HARARE – Human rights campaigner Jestina Mukoko has said Environment minister Oppah Muchinguri-Kashiri vigorously opposed her 2008 abduction by suspected State security agents.
The claims are contained in Mukoko’s book titled The Abduction and Trial of Jestina Mukoko: The Fight for Human Rights in Zimbabwe, published last month.
Mukoko was taken away at gunpoint at dawn in Norton on December 3, 2008 by a group of plain-clothed men who stormed her house and identified themselves as policemen.
Her fate was not publicly known until she appeared in court three weeks later.
In the book, Mukoko revealed that Muchinguri-Kashiri, who was the Zanu PF Women’s League boss at the time, had offered to assist in tracing her whereabouts after she was approached by the Women’s Coalition in Zimbabwe (WCZ).
Mukoko said Muchinguri-Kashiri expressed keenness to assist.
The minister reportedly said she wanted to meet with Mukoko’s mother.
“Arrangements were made for the meeting at which Muchinguri-Kashiri assured my mother that she would help solve the mystery of my whereabouts,” she wrote in her gripping book.
She added that after her release, her mother was full of praises for Muchinguri-Kashiri, whom she described as “a respected leader in Zanu PF who phoned regularly to assure her (Mukoko’s mother) that she was trying her best to get to the bottom of the matter.”
“My lawyer Beatrice Mtetwa was convinced that if Muchinguri-Kashiri had not been a member of Zanu PF, she would have taken to the streets to protest my disappearance.
“When I did finally meet Muchinguri-Kashiri, she hugged me like a long-lost daughter. Three years later, she told me she had not known what work I was doing and had put her head on a block, despite the fact that it made her unpopular, simply because I was a woman in trouble,” Mukoko wrote.
A former newscaster for the State-controlled Zimbabwe Broadcasting Corporation, Mukoko heads the Zimbabwe Peace Project, a human rights monitoring group.
She publicly presented her findings on what she said were violent abuses. Her group documented violence during internationally condemned elections in 2008.
Mukoko, who was released from three months of detention, was full of praises for Muchinguri-Kashiri.
“A fighter in the liberation struggle that ushered in Zimbabwe’s independence in 1980, I imagined she knew how it felt to be away from family,” she glowingly said of Muchinguri-Kashiri.
Muchinguri-Kashiri was not picking her phone when efforts to get her comment were made yesterday.
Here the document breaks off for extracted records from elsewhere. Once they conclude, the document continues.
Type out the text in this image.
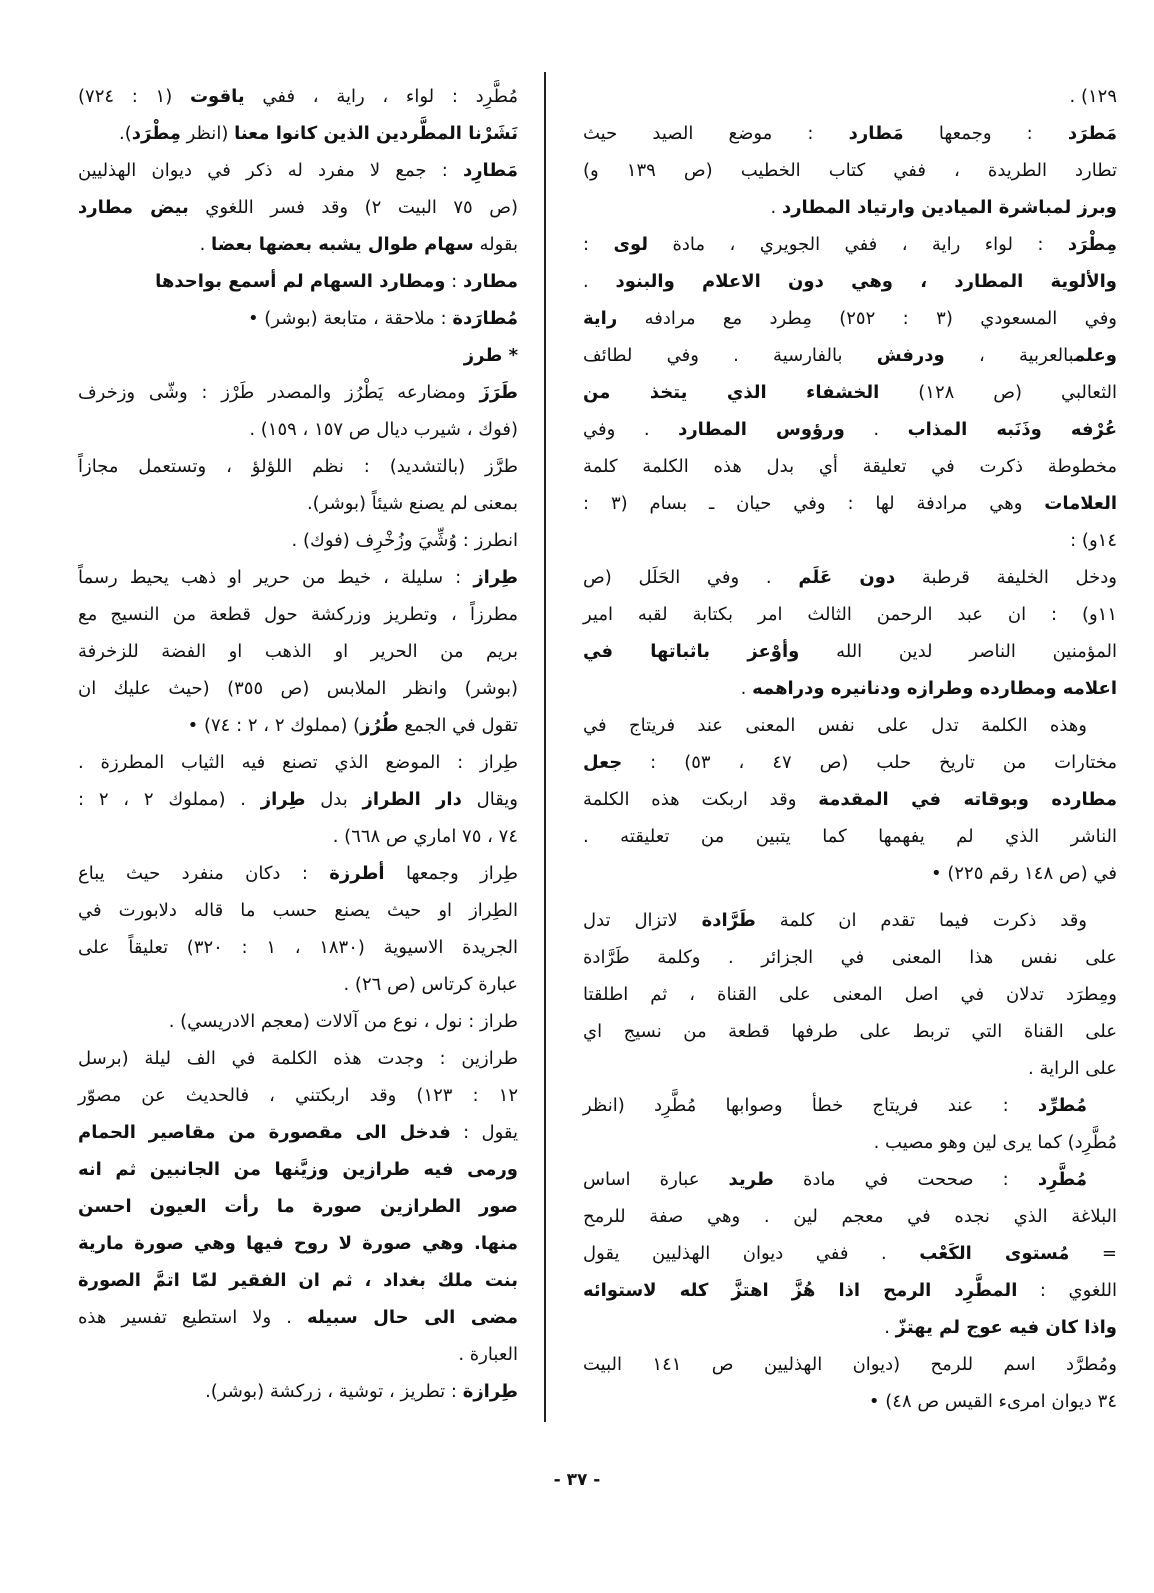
١٢٩) .
مَطرَد : وجمعها مَطارد : موضع الصيد حيث
تطارد الطريدة ، ففي كتاب الخطيب (ص ١٣٩ و)
وبرز لمباشرة الميادين وارتياد المطارد .
مِطْرَد : لواء راية ، ففي الجويري ، مادة لوى :
والألوية المطارد ، وهي دون الاعلام والبنود .
وفي المسعودي (٣ : ٢٥٢) مِطرد مع مرادفه راية
وعلمبالعربية ، ودرفش بالفارسية . وفي لطائف
الثعالبي (ص ١٢٨) الخشفاء الذي يتخذ من
عُرْفه وذَنَبه المذاب . ورؤوس المطارد . وفي
مخطوطة ذكرت في تعليقة أي بدل هذه الكلمة كلمة
العلامات وهي مرادفة لها : وفي حيان ـ بسام (٣ :
١٤و) :
ودخل الخليفة قرطبة دون عَلَم . وفي الحَلَل (ص
١١و) : ان عبد الرحمن الثالث امر بكتابة لقبه امير
المؤمنين الناصر لدين الله وأوْعز باثباتها في
اعلامه ومطارده وطرازه ودنانيره ودراهمه .
وهذه الكلمة تدل على نفس المعنى عند فريتاج في
مختارات من تاريخ حلب (ص ٤٧ ، ٥٣) : جعل
مطارده وبوقاته في المقدمة وقد اربكت هذه الكلمة
الناشر الذي لم يفهمها كما يتبين من تعليقته .
في (ص ١٤٨ رقم ٢٢٥) •
وقد ذكرت فيما تقدم ان كلمة طَرَّادة لاتزال تدل
على نفس هذا المعنى في الجزائر . وكلمة طَرَّادة
ومِطرَد تدلان في اصل المعنى على القناة ، ثم اطلقتا
على القناة التي تربط على طرفها قطعة من نسيج اي
على الراية .
مُطرِّد : عند فريتاج خطأ وصوابها مُطَّرِد (انظر
مُطَّرِد) كما يرى لين وهو مصيب .
مُطَّرِد : صححت في مادة طريد عبارة اساس
البلاغة الذي نجده في معجم لين . وهي صفة للرمح
= مُستوى الكَعْب . ففي ديوان الهذليين يقول
اللغوي : المطَّرِد الرمح اذا هُزَّ اهتزَّ كله لاستوائه
واذا كان فيه عوج لم يهتزّ .
ومُطرَّد اسم للرمح (ديوان الهذليين ص ١٤١ البيت
٣٤ ديوان امرىء القيس ص ٤٨) •
مُطَّرِد : لواء ، راية ، ففي ياقوت (١ : ٧٢٤)
نَشَرْنا المطَّردين الذين كانوا معنا (انظر مِطْرَد).
مَطارِد : جمع لا مفرد له ذكر في ديوان الهذليين
(ص ٧٥ البيت ٢) وقد فسر اللغوي بيض مطارد
بقوله سهام طوال يشبه بعضها بعضا .
مطارد : ومطارد السهام لم أسمع بواحدها
مُطارَدة : ملاحقة ، متابعة (بوشر) •
* طرز
طَرَزَ ومضارعه يَطْرُز والمصدر طَرْز : وشّى وزخرف
(فوك ، شيرب ديال ص ١٥٧ ، ١٥٩) .
طرَّز (بالتشديد) : نظم اللؤلؤ ، وتستعمل مجازاً
بمعنى لم يصنع شيئاً (بوشر).
انطرز : وُشِّيَ وزُخْرِف (فوك) .
طِراز : سليلة ، خيط من حرير او ذهب يحيط رسماً
مطرزاً ، وتطريز وزركشة حول قطعة من النسيج مع
بريم من الحرير او الذهب او الفضة للزخرفة
(بوشر) وانظر الملابس (ص ٣٥٥) (حيث عليك ان
تقول في الجمع طُرُز) (مملوك ٢ ، ٢ : ٧٤) •
طِراز : الموضع الذي تصنع فيه الثياب المطرزة .
ويقال دار الطراز بدل طِراز . (مملوك ٢ ، ٢ :
٧٤ ، ٧٥ اماري ص ٦٦٨) .
طِراز وجمعها أطرزة : دكان منفرد حيث يباع
الطِراز او حيث يصنع حسب ما قاله دلابورت في
الجريدة الاسيوية (١٨٣٠ ، ١ : ٣٢٠) تعليقاً على
عبارة كرتاس (ص ٢٦) .
طراز : نول ، نوع من آلالات (معجم الادريسي) .
طرازين : وجدت هذه الكلمة في الف ليلة (برسل
١٢ : ١٢٣) وقد اربكتني ، فالحديث عن مصوّر
يقول : فدخل الى مقصورة من مقاصير الحمام
ورمى فيه طرازين وزيَّنها من الجانبين ثم انه
صور الطرازين صورة ما رأت العيون احسن
منها. وهي صورة لا روح فيها وهي صورة مارية
بنت ملك بغداد ، ثم ان الفقير لمّا اتمَّ الصورة
مضى الى حال سبيله . ولا استطيع تفسير هذه
العبارة .
طِرازة : تطريز ، توشية ، زركشة (بوشر).
- ٣٧ -
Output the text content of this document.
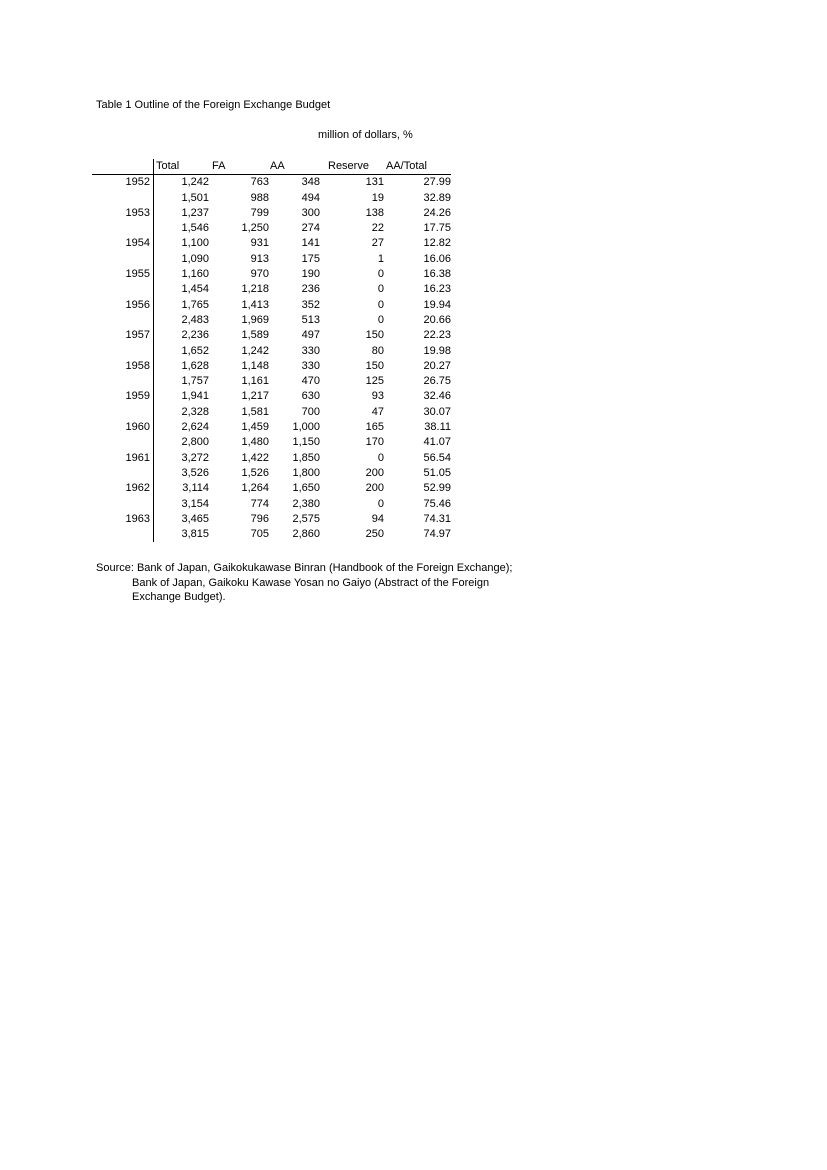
Table 1 Outline of the Foreign Exchange Budget
million of dollars, %
	Total	FA	AA	Reserve	AA/Total
1952	1,242	763	348	131	27.99
	1,501	988	494	19	32.89
1953	1,237	799	300	138	24.26
	1,546	1,250	274	22	17.75
1954	1,100	931	141	27	12.82
	1,090	913	175	1	16.06
1955	1,160	970	190	0	16.38
	1,454	1,218	236	0	16.23
1956	1,765	1,413	352	0	19.94
	2,483	1,969	513	0	20.66
1957	2,236	1,589	497	150	22.23
	1,652	1,242	330	80	19.98
1958	1,628	1,148	330	150	20.27
	1,757	1,161	470	125	26.75
1959	1,941	1,217	630	93	32.46
	2,328	1,581	700	47	30.07
1960	2,624	1,459	1,000	165	38.11
	2,800	1,480	1,150	170	41.07
1961	3,272	1,422	1,850	0	56.54
	3,526	1,526	1,800	200	51.05
1962	3,114	1,264	1,650	200	52.99
	3,154	774	2,380	0	75.46
1963	3,465	796	2,575	94	74.31
	3,815	705	2,860	250	74.97
Source: Bank of Japan, Gaikokukawase Binran (Handbook of the Foreign Exchange);
Bank of Japan, Gaikoku Kawase Yosan no Gaiyo (Abstract of the Foreign
Exchange Budget).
Turning to her abduction, Mukoko said she was falsely accused of recruiting youths for military training with the opposition MDC.
She said she was beaten on the soles of her feet with rubber truncheons — allegedly a favourite torture instrument because they leave no marks likely to be visible at later court appearances.
After three days, Mukoko claimed, she was handed over to another group of interrogators who claimed they were “law and order” officials who threatened her with “extinction” if she chose not to be a witness to the alleged cases of military training.
“As the hours rolled into days and days quickly transformed into weeks, most people, including my family, believed I was dead.
“When later I told Beatrice (Mtetwa) that I thought I would never make it alive since my captors had threatened me with death during interrogation, Beatrice revealed that despite her efforts on my behalf, she too feared that I had suffered the same fate as Tonderai Ndira, an MDC activist, who died only minutes after he had been snatched,” she narrated.
Following her abduction, prominent world figures including then British Premier Gordon Brown and then United States’ national security adviser Condoleezza Rice demanded her release.
The “Group of Elders”, including Jimmy Carter, Kofi Annan and Graca Machel, who at the time were being refused admission into Zimbabwe, also made an appeal for Mukoko’s release.
The High Court also ordered police to look for Mukoko but the order was ignored as police denied knowledge of her whereabouts.